Thursday, November 18, 2010

Autumn Leaves Fall and Get Caught In My Hair

The fall can be hazardous for a hairy dog like me. There are just so many damn leaves. And most of them get stuck in my long coat. And, yeah, you're right most of them are pretty easy for my dad to get out. But I do end up dragging a few in the house each time I go out . The bain of my (and, I believe, my dad's) existence is the taxodium. Taxodium distichum, commonly known as Bald Cypress or Swamp Cyprus, is a species of conifer native to the United States. The leaves are borne on deciduous branchlets that are spirally arranged on the stem but twisted at the base to lie in two horizontal ranks. Which, let me translate, means they are much like barbed wire. Unlike most other species in the family, the Bald Cypress is deciduous, losing its leaves in the fall, hence the name 'bald'. So right about now it seems they are all over every sidewalk in this damn town. Which means every time we go out they get completely entwined in our coats. And are a royal pain to get out.

My dad is a landscape architect so he is prone to curbside criticism of, say, people's choices of shrubs or the placement of pagodas or what not. I think... no... I know I have heard him curse urban planners who select taxodiums to line sidewalks and other places where people with Tibetan Terriers are sure to pass. Could they not know the deleterious effects of these messy conifers?

And just what are these urban planners thinking when they plant female ginkgo trees along urban pathways. Yes, there are female and there are male ginkgos. The female ginkgo produces berries, quite large berries, that drop on the sidewalks where we tread. These berries are some of the nastiest things you are ever going to come across this side of a rain forest. They have a putrid smell, not at all unlike vomit, that gets stuck in our paws and on dad's shoes. Dad is not at all amused. But I recently read this odor threatens the future of the world's oldest tree species in American cities.

As The Ohio State University Department of Horticulture and Crop Science succinctly says in regard to Ginkgo's liabilities, "Female trees have copious fruits that are quite messy upon abscising into pedestrian areas, and are very malodorous." I read somewhere that when they start to fall in November, the fruit is imbued with butyric acid, a chemical found in rancid butter.

So, every fall, the tree's berries tumble onto streets, sidewalks, and yards and result in an extremely noxious smell. The stench is often likened to vomit, dog feces, or body odor, but each person has his or her own way of experiencing and describing the olfactory affront of Ginkgo fruit.

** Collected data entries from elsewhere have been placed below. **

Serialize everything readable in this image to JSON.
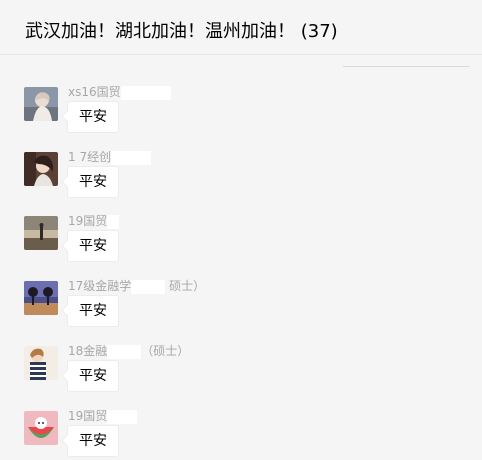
{
  "chat": {
    "title": "武汉加油！湖北加油！温州加油！ (37)"
  },
  "messages": [
    {
      "sender_prefix": "xs16国贸",
      "sender_suffix": "",
      "text": "平安",
      "avatar_icon": "woman-photo-avatar-icon"
    },
    {
      "sender_prefix": "1 7经创",
      "sender_suffix": "",
      "text": "平安",
      "avatar_icon": "girl-photo-avatar-icon"
    },
    {
      "sender_prefix": "19国贸",
      "sender_suffix": "",
      "text": "平安",
      "avatar_icon": "scenery-avatar-icon"
    },
    {
      "sender_prefix": "17级金融学",
      "sender_suffix": " 硕士）",
      "text": "平安",
      "avatar_icon": "trees-sunset-avatar-icon"
    },
    {
      "sender_prefix": "18金融",
      "sender_suffix": "（硕士）",
      "text": "平安",
      "avatar_icon": "girl-striped-avatar-icon"
    },
    {
      "sender_prefix": "19国贸",
      "sender_suffix": "",
      "text": "平安",
      "avatar_icon": "watermelon-avatar-icon"
    }
  ]
}
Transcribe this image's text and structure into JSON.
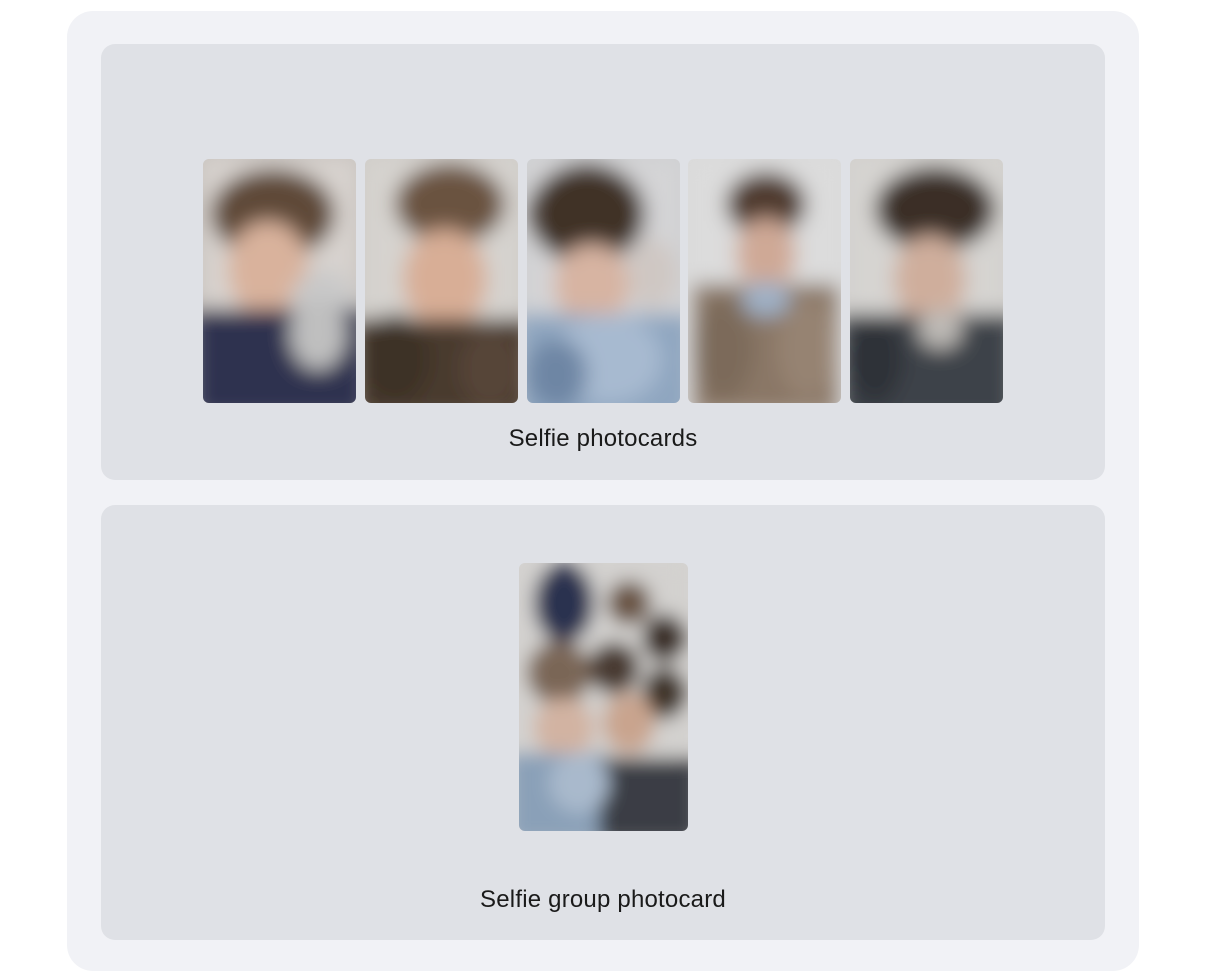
{
  "sections": [
    {
      "caption": "Selfie photocards",
      "image_count": 5,
      "image_label": "selfie-photocard"
    },
    {
      "caption": "Selfie group photocard",
      "image_count": 1,
      "image_label": "group-photocard"
    }
  ],
  "colors": {
    "page_background": "#ffffff",
    "container_background": "#f1f2f6",
    "panel_background": "#dfe1e6",
    "caption_text": "#1a1a1a"
  }
}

In the winter of 2008, Washington D.C. was plagued with a particularly terrible "Stink Berry" season. The annual complaints by residents and pedestrians caused the capital to experiment with injecting more than 1,000 Ginkgo trees with a chemical that would keep them from producing fruit. For some reason, the plan backfired and the trees instead produced more fruit than usual that year.

The Huffington Post reported in 2009 that some cities like Bloomington, Lexington, and Iowa City have even banned female Ginkgo trees due to the smelly fruits. Other cities like Santa Monica and Boston are merely switching the fruit-bearing females for male Ginkgo. There does not appear to be a ban in our town.

If, like me. you don't live in a city with a Ginkgo tree policy, my best advice is to try and not walk in areas that contain many Ginkgo trees in the fall season, when the fruit is at its most rank on the sidewalk. If offending trees are near your residence, it is prudent to gather the fruit as soon as it falls and dispose of it before countless feet stomp it into the pavement, which can lead to months long funk in the neighborhood. Technically, the fruit is edible, but turning these stinky berries into pies is not advisable.